Characteristics of young lung cancer: Analysis of Taiwan's nationwide lung cancer registry focusing on epidermal growth factor receptor mutation and smoking status

INTRODUCTION

Lung cancer is the leading cause of malignancy-related mortality worldwide [1]. There are fewer studies on young lung cancer patients, i.e., those less than 40 years of age, owing to the fact that the median age of lung cancer at diagnosis is 65–70 years [2]. Among all non-small cell lung cancer (NSCLC) patients, 0.6% ~ 5.3% is the young lung cancer, defined as less than 40~45 years [2–5]. Female gender and adenocarcinoma predominance are consistent features, but survival data and late stage at diagnosis yield conflicting findings in young lung cancer in previous reports [2–6]. Furthermore, smoking status and EGFR mutation were important factors in the current lung cancer study. Majority of lung cancer patients were advanced or metastatic at diagnosis. In the treatment of advanced NSCLC, the first-line use of gefitinib or erlotinib, an orally administered tyrosine kinase inhibitors (TKIs) of EGFR, was recommended for patients harboring EGFR mutation with improvement of the progression-free survival and acceptable toxicity [7, 8]. The epidemiological study of EGFR mutations demonstrated higher frequency among adenocarcinoma histology, never-smoking status, and Asian ethnicity [9–11]. Anaplastic lymphoma kinase (ALK) rearrangement was another targetable genotype in NSCLC. Crizotinib, an oral small-molecule tyrosine kinase inhibitor of ALK, improved the progression-free survival and quality of life in ALK-positive patients [12, 13].
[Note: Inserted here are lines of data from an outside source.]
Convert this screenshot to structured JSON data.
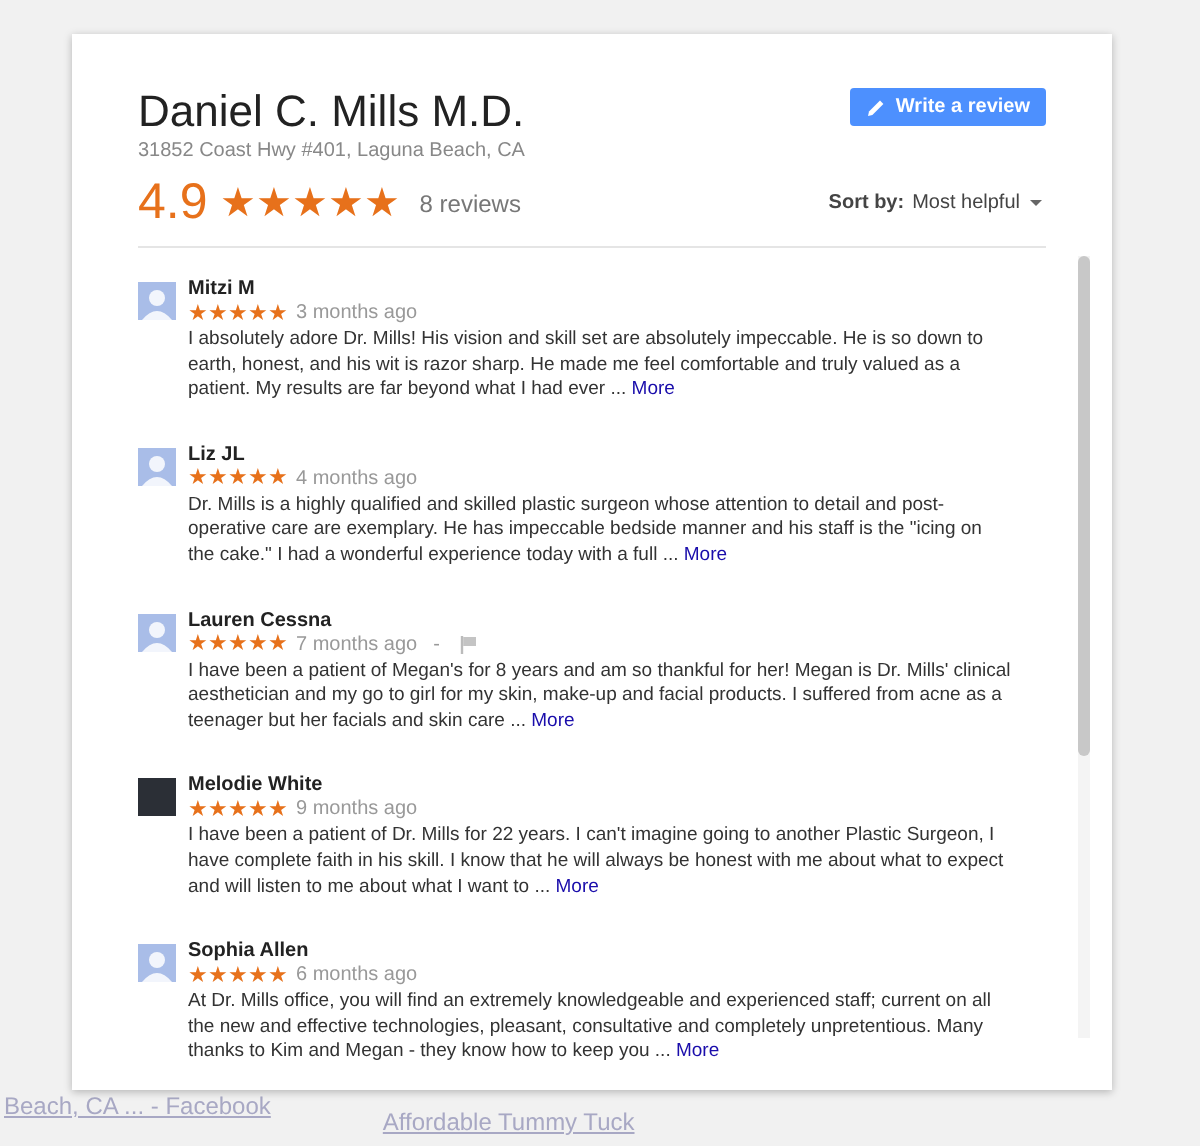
{
  "business": {
    "name": "Daniel C. Mills M.D.",
    "address": "31852 Coast Hwy #401, Laguna Beach, CA",
    "rating": "4.9",
    "stars": 5,
    "review_count": "8 reviews"
  },
  "write_review_button": {
    "label": "Write a review"
  },
  "sort": {
    "label": "Sort by:",
    "value": "Most helpful"
  },
  "reviews": [
    {
      "author": "Mitzi M",
      "kind": "silhouette",
      "stars": 5,
      "time": "3 months ago",
      "flag": false,
      "text": "I absolutely adore Dr. Mills! His vision and skill set are absolutely impeccable. He is so down to earth, honest, and his wit is razor sharp. He made me feel comfortable and truly valued as a patient. My results are far beyond what I had ever ...",
      "more": "More"
    },
    {
      "author": "Liz JL",
      "kind": "silhouette",
      "stars": 5,
      "time": "4 months ago",
      "flag": false,
      "text": "Dr. Mills is a highly qualified and skilled plastic surgeon whose attention to detail and post-operative care are exemplary. He has impeccable bedside manner and his staff is the \"icing on the cake.\" I had a wonderful experience today with a full ...",
      "more": "More"
    },
    {
      "author": "Lauren Cessna",
      "kind": "silhouette",
      "stars": 5,
      "time": "7 months ago",
      "flag": true,
      "separator": "-",
      "text": "I have been a patient of Megan's for 8 years and am so thankful for her! Megan is Dr. Mills' clinical aesthetician and my go to girl for my skin, make-up and facial products. I suffered from acne as a teenager but her facials and skin care ...",
      "more": "More"
    },
    {
      "author": "Melodie White",
      "kind": "photo",
      "stars": 5,
      "time": "9 months ago",
      "flag": false,
      "text": "I have been a patient of Dr. Mills for 22 years. I can't imagine going to another Plastic Surgeon, I have complete faith in his skill. I know that he will always be honest with me about what to expect and will listen to me about what I want to ...",
      "more": "More"
    },
    {
      "author": "Sophia Allen",
      "kind": "silhouette",
      "stars": 5,
      "time": "6 months ago",
      "flag": false,
      "text": "At Dr. Mills office, you will find an extremely knowledgeable and experienced staff; current on all the new and effective technologies, pleasant, consultative and completely unpretentious. Many thanks to Kim and Megan - they know how to keep you ...",
      "more": "More"
    }
  ],
  "background": {
    "links": [
      "Beach, CA ... - Facebook",
      "Affordable Tummy Tuck"
    ]
  }
}
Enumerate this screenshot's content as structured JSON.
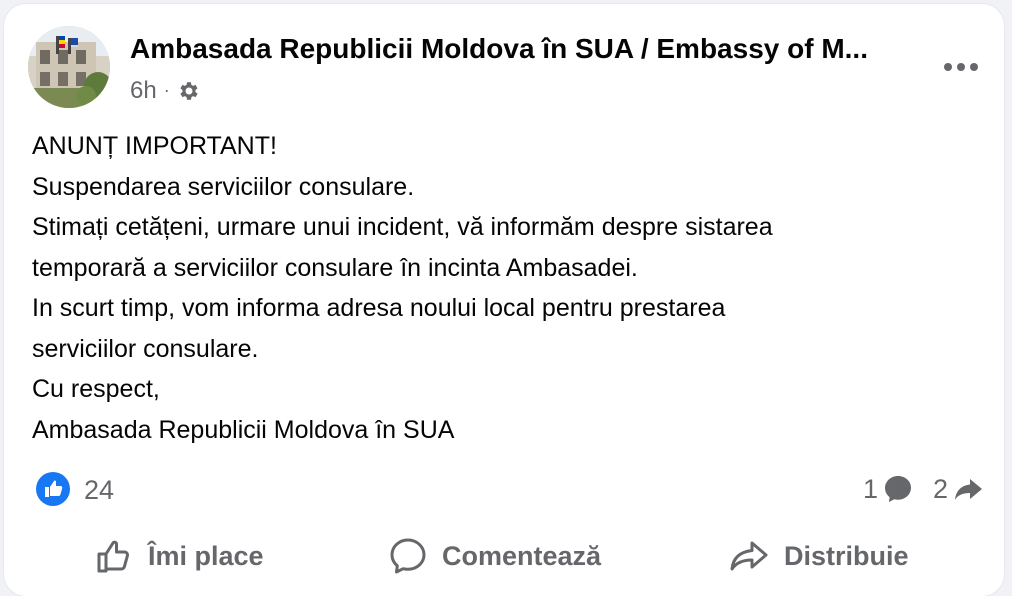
{
  "post": {
    "page_name": "Ambasada Republicii Moldova în SUA / Embassy of M...",
    "time_ago": "6h",
    "separator": "·",
    "audience_icon": "gear-icon",
    "body_lines": [
      "ANUNȚ IMPORTANT!",
      "Suspendarea serviciilor consulare.",
      "Stimați cetățeni, urmare unui incident, vă informăm despre sistarea",
      "temporară a serviciilor consulare în incinta Ambasadei.",
      "In scurt timp, vom informa adresa noului local pentru prestarea",
      "serviciilor consulare.",
      "Cu respect,",
      "Ambasada Republicii Moldova în SUA"
    ]
  },
  "stats": {
    "reactions_count": "24",
    "comments_count": "1",
    "shares_count": "2"
  },
  "actions": {
    "like_label": "Îmi place",
    "comment_label": "Comentează",
    "share_label": "Distribuie"
  },
  "colors": {
    "text_primary": "#050505",
    "text_secondary": "#65676b",
    "like_blue": "#1877f2",
    "card_bg": "#ffffff",
    "page_bg": "#f0f2f5"
  }
}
To our knowledge, no large-scale survey of Asian young lung cancer with detailed data on smoking and EGFR status has been conducted. Only one retrospective study at a single institution has been previously conducted [14], according to our review of the literature. The main objective of this nationwide study was to investigate the characteristics of young adult lung cancer in Taiwan, especially the relationships among smoking behavior, EGFR mutation, and age. Therefore, we analyzed the National Taiwan Cancer Registry database for the period 2011–2012. Detailed smoking status and EGFR results have been routinely surveyed and documented in the database since 2011.

RESULTS

The database included 21,536 patients (13,187 men and 8349 women) diagnosed with lung cancer from 2011 to 2012 in Taiwan. Among these patients, 1074 (5.0%) were in the younger age group (age ≦ 45 years), and 20,462 patients (95.0%) were in the older age group (Table 1). There was a greater proportion of females in the younger age group than in the older age group (48.8% versus 38.2%, P < 0.001). The proportion of never-smokers was significantly higher in the younger than in the older group (47.3% versus 43.8%, P= 0.015). Adenocarcinomas were more frequent in the younger than in the older group (70.4% versus 58.1%, P < 0.001). The primary site of lung cancer was not significantly different between the two groups (56.2% versus 57.7% in upper lobes, P = 0.910). The distribution of stage at diagnosis was not significantly different (stage I, 14.9% versus 14.4%; stage II, 4.0% versus 4.2%; stage III 12.9% versus 16.3%; stage IV, 56.6% versus 57.1%, P = 0.095 ). Among patients with known smoking status and adenocarcinoma, the EGFR mutation test was performed in 59.9% of the younger patients and in 56.1% of the older patients. The EGFR mutation rate was significantly lower in the younger patients compared with the older patients (52.5% versus 60.6%, P = 0.001).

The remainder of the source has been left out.